Dougarthur42 and eyec, This vessel has been inservice for 25 years and u-bolts and nuts have been found in the bowl. The tube bundles have developed leaks and were replaced at least once during that time, which requires the thermal loop to be cut, usually just below the tube bundle. Unless the welders were using this thermal loop nook to balance their tools on, I don't see how the damage could be maintenance related. The material is A53B, and these inside surfaces would be in compression during operation so I don't see how a crack could form...and the tips are not crack like.
 
I would suspect the ID surface defects were from original tube fabrication and some of the other locations are internal debris striking the ID surface of the tube.
 
I have an alternate, in-service explanation for the thermal loop surface damage for comment:

At 100% load the Reheaters superheat 70 psia saturated HP turbine steam approximately 135 degF which increases its specific volume 1.3 times.
At 25% load they superheat 23 psia saturated HP turbine steam approximately 260 degF, a specific volume increase of 1.5 times.

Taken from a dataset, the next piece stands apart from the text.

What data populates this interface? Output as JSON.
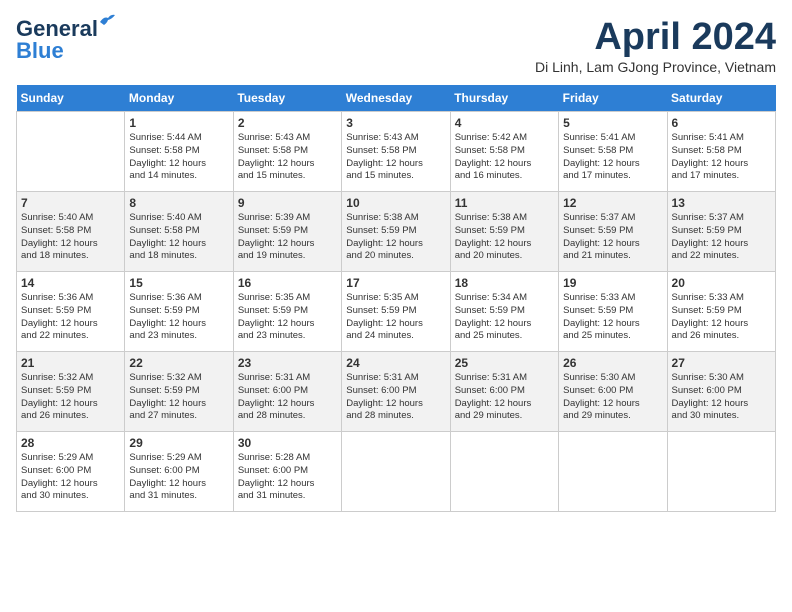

There is not much baffling inside the Reheater shell to channel the steam through the heater coils, therefore, as the expanding and heating turbine steam moves through the coils, the increased backpressure causes a flow split over and under the tube bundle obstruction resulting in significant vertical flows inside the shell.

Heater coils have been replaced in the past because of leaks. When heater coils leak, Boiler steam at 585 psia (100% load) and 728 psia (25% load) blows into the Reheater, creating a buoyant mass in the upper shell, causing a significantly larger obstruction to flow through coils, resulting in very significant velocities. These flows could carry a hail storm of u-bolts and nuts through the thermal loops cutting and gouging the pipes in the process.

This might explain many of the marks, as metengr points out.